Southern mayors who campaigned for a ban on legal highs say the country should not now be considering decriminalising marijuana.
Auckland deputy mayor Penny Hulse is urging the city's council and the Government to hold a discussion on whether cannabis should be legalised.
The Invercargill, Southland and Gore mayors had lobbied to have all synthetic highs banned.
Last week, legislation came into effect making it an offence to sell, supply or possess synthetic cannabis and other psychoactive substances. The products will be allowed back on shelves only after being proven to be safe, without testing on animals.
Southland District mayor Gary Tong said legalising cannabis was not something he would consider, given the damage he has seen all drugs do to the community and to families.
Gore District Mayor Tracy Hicks said there were long-term challenges that go with prolonged use of cannabis and he does not agree with decriminalisation.
But he said the use of cannabis for medical reasons was something worth discussing.
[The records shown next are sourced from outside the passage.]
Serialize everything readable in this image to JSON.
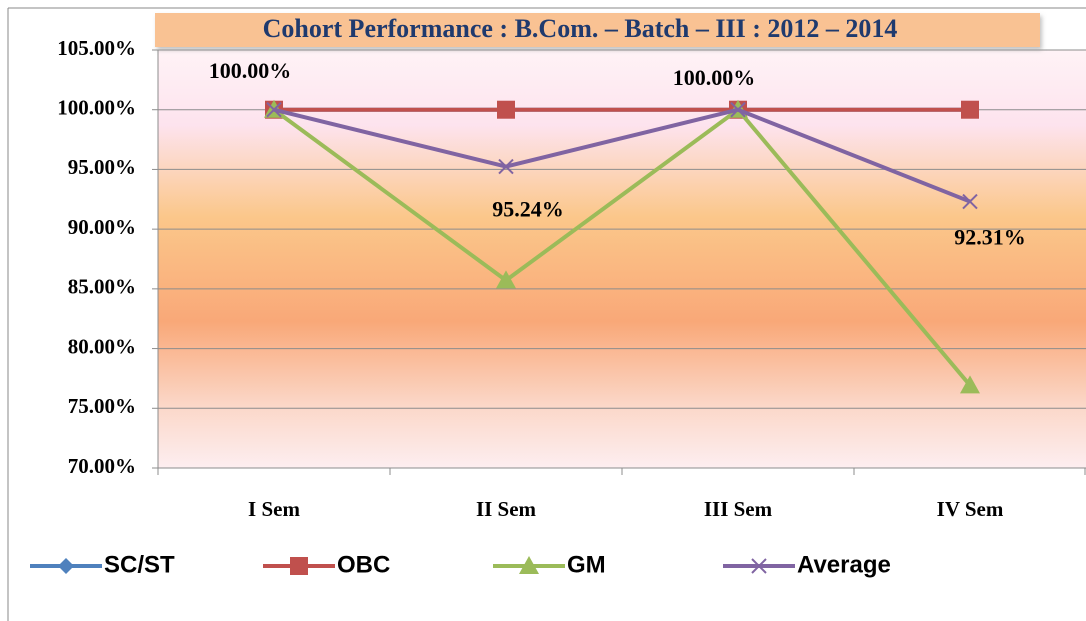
{
  "chart_data": {
    "type": "line",
    "title": "Cohort Performance : B.Com. – Batch – III  : 2012 – 2014",
    "categories": [
      "I Sem",
      "II Sem",
      "III Sem",
      "IV Sem"
    ],
    "series": [
      {
        "name": "SC/ST",
        "color": "#4f81bd",
        "marker": "diamond",
        "values": [
          100,
          100,
          100,
          100
        ]
      },
      {
        "name": "OBC",
        "color": "#c0504d",
        "marker": "square",
        "values": [
          100,
          100,
          100,
          100
        ]
      },
      {
        "name": "GM",
        "color": "#9bbb59",
        "marker": "triangle",
        "values": [
          100,
          85.71,
          100,
          76.92
        ]
      },
      {
        "name": "Average",
        "color": "#8064a2",
        "marker": "x",
        "values": [
          100,
          95.24,
          100,
          92.31
        ],
        "value_labels": [
          "100.00%",
          "95.24%",
          "100.00%",
          "92.31%"
        ]
      }
    ],
    "ylim": [
      70,
      105
    ],
    "yticks": [
      {
        "value": 70,
        "label": "70.00%"
      },
      {
        "value": 75,
        "label": "75.00%"
      },
      {
        "value": 80,
        "label": "80.00%"
      },
      {
        "value": 85,
        "label": "85.00%"
      },
      {
        "value": 90,
        "label": "90.00%"
      },
      {
        "value": 95,
        "label": "95.00%"
      },
      {
        "value": 100,
        "label": "100.00%"
      },
      {
        "value": 105,
        "label": "105.00%"
      }
    ],
    "grid": true,
    "legend": "bottom"
  }
}
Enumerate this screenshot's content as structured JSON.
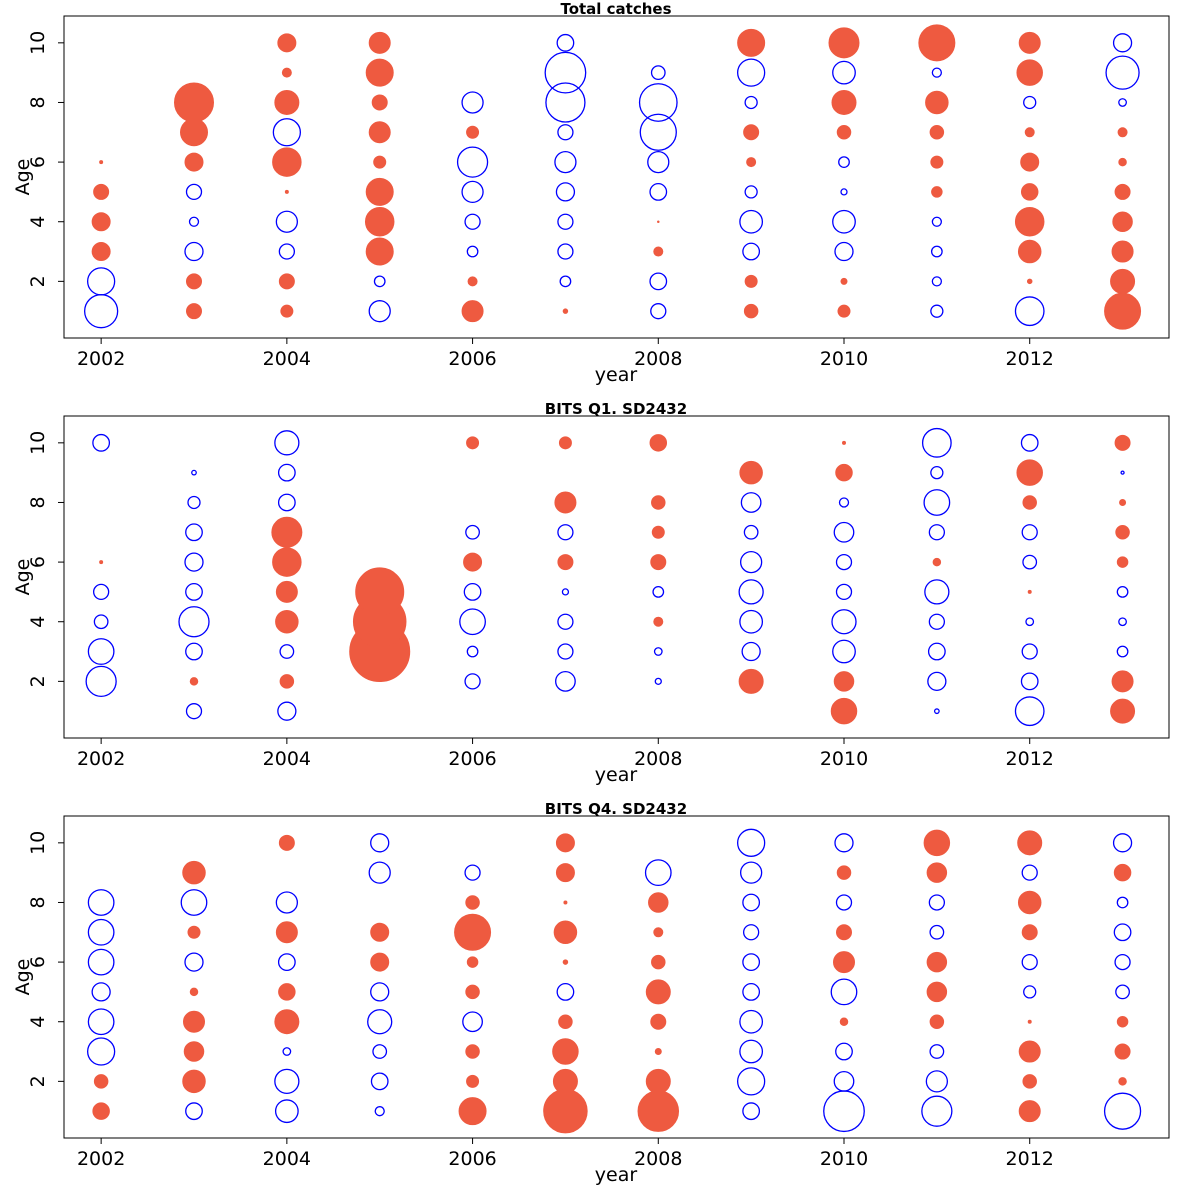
{
  "styles": {
    "positive_color": "#EE5A40",
    "negative_color": "#0000FF"
  },
  "chart_data": [
    {
      "type": "scatter",
      "subtype": "bubble",
      "title": "Total catches",
      "xlabel": "year",
      "ylabel": "Age",
      "xlim": [
        2001.6,
        2013.5
      ],
      "ylim": [
        0.1,
        10.9
      ],
      "xticks": [
        2002,
        2004,
        2006,
        2008,
        2010,
        2012
      ],
      "yticks": [
        2,
        4,
        6,
        8,
        10
      ],
      "grid": false,
      "legend": "none",
      "years": [
        2002,
        2003,
        2004,
        2005,
        2006,
        2007,
        2008,
        2009,
        2010,
        2011,
        2012,
        2013
      ],
      "ages": [
        1,
        2,
        3,
        4,
        5,
        6,
        7,
        8,
        9,
        10
      ],
      "values_by_year": [
        [
          -1.1,
          -0.9,
          0.6,
          0.6,
          0.5,
          0.1,
          0,
          0,
          0,
          0
        ],
        [
          0.5,
          0.5,
          -0.6,
          -0.3,
          -0.5,
          0.6,
          0.9,
          1.3,
          0,
          0
        ],
        [
          0.4,
          0.5,
          -0.5,
          -0.7,
          0.1,
          0.95,
          -0.9,
          0.8,
          0.3,
          0.6
        ],
        [
          -0.7,
          -0.35,
          0.9,
          0.95,
          0.9,
          0.4,
          0.7,
          0.5,
          0.9,
          0.7
        ],
        [
          0.7,
          0.3,
          -0.35,
          -0.5,
          -0.7,
          -1.0,
          0.4,
          -0.7,
          0,
          0
        ],
        [
          0.15,
          -0.35,
          -0.5,
          -0.5,
          -0.6,
          -0.7,
          -0.5,
          -1.3,
          -1.35,
          -0.55
        ],
        [
          -0.5,
          -0.55,
          0.3,
          0.05,
          -0.55,
          -0.7,
          -1.2,
          -1.25,
          -0.45,
          0
        ],
        [
          0.45,
          0.4,
          -0.55,
          -0.75,
          -0.4,
          0.3,
          0.5,
          -0.4,
          -0.9,
          0.9
        ],
        [
          0.4,
          0.2,
          -0.6,
          -0.75,
          -0.2,
          -0.35,
          0.45,
          0.8,
          -0.75,
          1.0
        ],
        [
          -0.4,
          -0.3,
          -0.35,
          -0.3,
          0.35,
          0.4,
          0.45,
          0.75,
          -0.3,
          1.2
        ],
        [
          -0.95,
          0.15,
          0.75,
          0.95,
          0.55,
          0.6,
          0.3,
          -0.4,
          0.85,
          0.7
        ],
        [
          1.2,
          0.8,
          0.7,
          0.65,
          0.5,
          0.25,
          0.3,
          -0.25,
          -1.1,
          -0.6
        ]
      ]
    },
    {
      "type": "scatter",
      "subtype": "bubble",
      "title": "BITS Q1. SD2432",
      "xlabel": "year",
      "ylabel": "Age",
      "xlim": [
        2001.6,
        2013.5
      ],
      "ylim": [
        0.1,
        10.9
      ],
      "xticks": [
        2002,
        2004,
        2006,
        2008,
        2010,
        2012
      ],
      "yticks": [
        2,
        4,
        6,
        8,
        10
      ],
      "grid": false,
      "legend": "none",
      "years": [
        2002,
        2003,
        2004,
        2005,
        2006,
        2007,
        2008,
        2009,
        2010,
        2011,
        2012,
        2013
      ],
      "ages": [
        1,
        2,
        3,
        4,
        5,
        6,
        7,
        8,
        9,
        10
      ],
      "values_by_year": [
        [
          0,
          -1.0,
          -0.85,
          -0.45,
          -0.5,
          0.1,
          0,
          0,
          0,
          -0.55
        ],
        [
          -0.5,
          0.25,
          -0.55,
          -1.0,
          -0.55,
          -0.6,
          -0.55,
          -0.4,
          -0.15,
          0
        ],
        [
          -0.6,
          0.45,
          -0.45,
          0.75,
          0.7,
          0.95,
          1.0,
          -0.55,
          -0.55,
          -0.8
        ],
        [
          0,
          0,
          2.0,
          1.75,
          1.6,
          0,
          0,
          0,
          0,
          0
        ],
        [
          0,
          -0.5,
          -0.35,
          -0.85,
          -0.55,
          0.6,
          -0.45,
          0,
          0,
          0.4
        ],
        [
          0,
          -0.65,
          -0.5,
          -0.5,
          -0.2,
          0.5,
          -0.5,
          0.7,
          0,
          0.4
        ],
        [
          0,
          -0.2,
          -0.25,
          0.3,
          -0.35,
          0.5,
          0.4,
          0.45,
          0,
          0.55
        ],
        [
          0,
          0.8,
          -0.6,
          -0.75,
          -0.8,
          -0.7,
          -0.45,
          -0.65,
          0.75,
          0
        ],
        [
          0.85,
          0.65,
          -0.75,
          -0.8,
          -0.5,
          -0.5,
          -0.65,
          -0.3,
          0.55,
          0.1
        ],
        [
          -0.15,
          -0.6,
          -0.55,
          -0.5,
          -0.8,
          0.25,
          -0.5,
          -0.85,
          -0.4,
          -0.95
        ],
        [
          -0.95,
          -0.55,
          -0.5,
          -0.25,
          0.1,
          -0.45,
          -0.5,
          0.45,
          0.85,
          -0.55
        ],
        [
          0.8,
          0.7,
          -0.35,
          -0.25,
          -0.35,
          0.35,
          0.45,
          0.2,
          -0.1,
          0.5
        ]
      ]
    },
    {
      "type": "scatter",
      "subtype": "bubble",
      "title": "BITS Q4. SD2432",
      "xlabel": "year",
      "ylabel": "Age",
      "xlim": [
        2001.6,
        2013.5
      ],
      "ylim": [
        0.1,
        10.9
      ],
      "xticks": [
        2002,
        2004,
        2006,
        2008,
        2010,
        2012
      ],
      "yticks": [
        2,
        4,
        6,
        8,
        10
      ],
      "grid": false,
      "legend": "none",
      "years": [
        2002,
        2003,
        2004,
        2005,
        2006,
        2007,
        2008,
        2009,
        2010,
        2011,
        2012,
        2013
      ],
      "ages": [
        1,
        2,
        3,
        4,
        5,
        6,
        7,
        8,
        9,
        10
      ],
      "values_by_year": [
        [
          0.55,
          0.45,
          -0.9,
          -0.85,
          -0.6,
          -0.85,
          -0.85,
          -0.85,
          0,
          0
        ],
        [
          -0.55,
          0.75,
          0.65,
          0.7,
          0.25,
          -0.6,
          0.4,
          -0.85,
          0.75,
          0
        ],
        [
          -0.75,
          -0.8,
          -0.25,
          0.8,
          0.55,
          -0.55,
          0.7,
          -0.7,
          0,
          0.5
        ],
        [
          -0.3,
          -0.55,
          -0.45,
          -0.8,
          -0.6,
          0.6,
          0.6,
          0,
          -0.7,
          -0.6
        ],
        [
          0.9,
          0.4,
          0.45,
          -0.65,
          0.45,
          0.35,
          1.2,
          0.45,
          -0.5,
          0
        ],
        [
          1.45,
          0.8,
          0.85,
          0.45,
          -0.55,
          0.15,
          0.75,
          0.1,
          0.6,
          0.6
        ],
        [
          1.35,
          0.8,
          0.2,
          0.5,
          0.8,
          0.45,
          0.3,
          0.65,
          -0.85,
          0
        ],
        [
          -0.55,
          -0.9,
          -0.75,
          -0.75,
          -0.55,
          -0.55,
          -0.5,
          -0.55,
          -0.7,
          -0.9
        ],
        [
          -1.35,
          -0.65,
          -0.55,
          0.25,
          -0.85,
          0.7,
          0.5,
          -0.5,
          0.45,
          -0.6
        ],
        [
          -1.0,
          -0.7,
          -0.45,
          0.45,
          0.65,
          0.65,
          -0.45,
          -0.5,
          0.65,
          0.85
        ],
        [
          0.7,
          0.45,
          0.7,
          0.1,
          -0.4,
          -0.5,
          0.5,
          0.75,
          -0.5,
          0.8
        ],
        [
          -1.2,
          0.25,
          0.5,
          0.35,
          -0.45,
          -0.5,
          -0.55,
          -0.35,
          0.55,
          -0.6
        ]
      ]
    }
  ]
}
Penny Hulse, who also chairs the Legal Highs Working Party, says until a few weeks ago she firmly believed cannabis should be illegal, but the ban on synthetic cannabis had driven its sale and use underground, making it unsafe.
She said said cannabis was still harmful but may be the less toxic choice when compared to its synthetic alternative. Legalising the natural form of cannabis could be part of a solution for dealing with drug prevention, she said.
"When you look at the comparison between organic marijuana and synthesised legal highs, all the scientific evidence I've read leads me to believe that cannabis, although damaging and concerning, is a less toxic choice," she said.
"All the advice, in particular from Professor Ian Shaw, the toxicologist from Canterbury University, the impact synthetic cannabis has on the brain is far more damaging than that from cannabanoids."
She said the science should stand up in discussions about cannabis legalisation.
Ms Hulse said the discussion as to whether it was banned, legalised, or decriminalised, needed to be had, and not used as a political football.
She said the work put into legalising cannabis would be similar to that put into developing policies for legal highs management.
Ms Hulse said she was worried the council could no longer reach some of the young people using synthetic highs and stop them taking the drugs in the first place, or support them to come off them.
"We're really concerned that this has now pushed the entire issue underground, for the time being," she said. "At least we had a window of trying to work with our community to prevent drug use ... we now don't have that opportunity."
She said the Government was on the right track trying to manage the legal highs industry.
"The bit we're missing now is people think the issue has disappeared, it certainly hasn't, it's gone underground," she said.
"People will continue to find ways of finding something to get them stoned."
Ms Hulse said the issue needed to be brought back into the daylight, and the community could have a reasoned conversation about how to deal with it.